A jornalista Adélia Borges, que iniciou
as palestras, discorreu sobre a reinvenção da matéria,
relatando diversas experiências e iniciativas que atualmente
se realizam do cenário do design.
Os irmãos Fernando e Humberto Campana apontaram os caminhos
que os levaram a alcançar fama e reconhecimento internacional,
ao apresentarem uma via brasileira, autêntica, de utilização
de materiais alternativos para a criação de novos
produtos, porém com uma linguagem universal e com grande
qualidade criativa.
Ida van Zijl, representando Droog Design, da Holanda,
mostrou um processo produtivo que tem como base um tipo de mentalidade
que lida com conceitos e princípios, independentemente dos
materiais e suportes a serem empregados.
A palestra de Lars Diederichsen e Fabíola
Bergamo levantou questões sobre como a interação
de designers (erudito) com artesãos (popular) pode contribuir
de forma satisfatória para ambos os lados quando há
realmente a intenção de cooperação e
a superação de mitos e preconceitos. Trocar conhecimentos
com e indicar caminhos alternativos a essas pessoas, mantendo sua
autenticidade, ajuda a incluí-los na cidadania através
de sua arte e ofício.
Dodora Guimarães nos trouxe um pouco do
universo do Nordeste brasileiro, tão bem representado pelo
povo de Juazeiro do Norte, que com sua fé e modo de ver o
mundo e a realidade, vive em constante re(i)novação.
O entusiasmo de Dodora sobre o tema abordado certamente contagiou
o público e despertou o interesse por esse aspecto da cultura
popular brasileira.
Por fim, o representante da indústria,
Lacides Marquez, explanou sobre o processo de criação
de produtos da Philips, empresa holandesa que é uma das líderes
na produção de objetos de consumo no dia-a-dia de
grande parte da população. Mostrou a importância
do consumidor nesse processo, e o objetivo de levar ao usuário
final o melhor da tecnologia e do progresso científico.
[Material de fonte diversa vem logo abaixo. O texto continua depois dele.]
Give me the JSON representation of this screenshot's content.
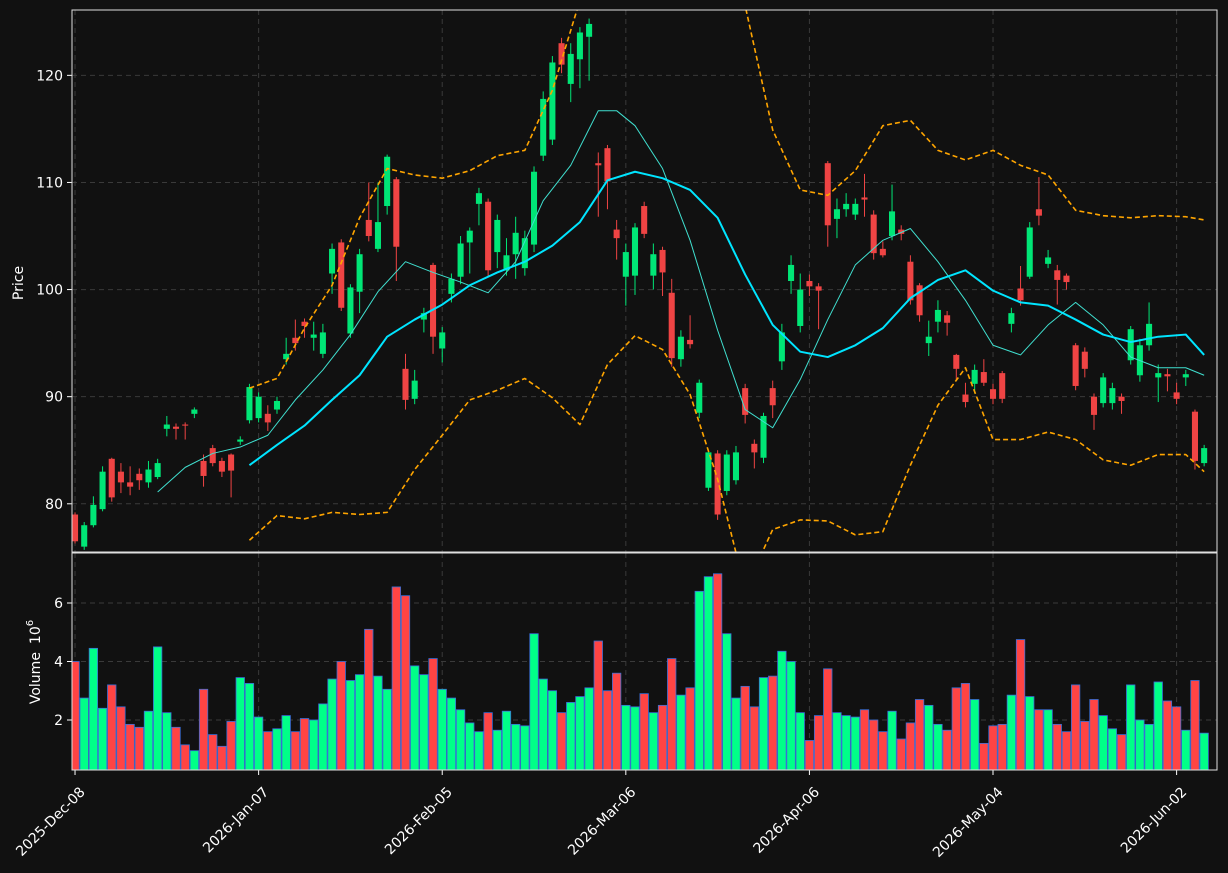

As intervenções finais do público
mostraram o interesse que essas áreas despertem hoje em dia,
tanto por parte dos estudantes, quanto por professores profissionais,
artistas, artesãos e consumidores de design, no mais amplo
significado do termo.
Certamente esse seminário levantou questões
e promoveu um debate que não se esgotam neste evento, mas
que terão desdobramentos posteriores para todos aqueles que
se envolvem com um tema tão abrangente como é "Design
e Sociedade".
Como bem frisou a mediadora Maria Cecília,
a sociedade brasileira clama pela inclusão de todos seus
cidadãos aos benefícios disponíveis (e hoje
tão concentrados por uma minoria) e o exercício da
plena cidadania.
Essa inclusão será possível
quando atores e agentes sociais se derem conta das grandes potencialidades
existentes (e por vezes escondidas) do povo brasileiro, com toda
sua genialidade, inventividade, criatividade, mas sobretudo, sua
dignidade.
Este relatório, feito a partir da transcrição
das palestras e discussões do Seminário "Design
e Sociedade", foi elaborado por Mauricio Ferrari Masson*.
Tem como finalidade ser encaminhado a autoridades, patrocinadores
e organizadores, e servir como documento para eventuais consultas.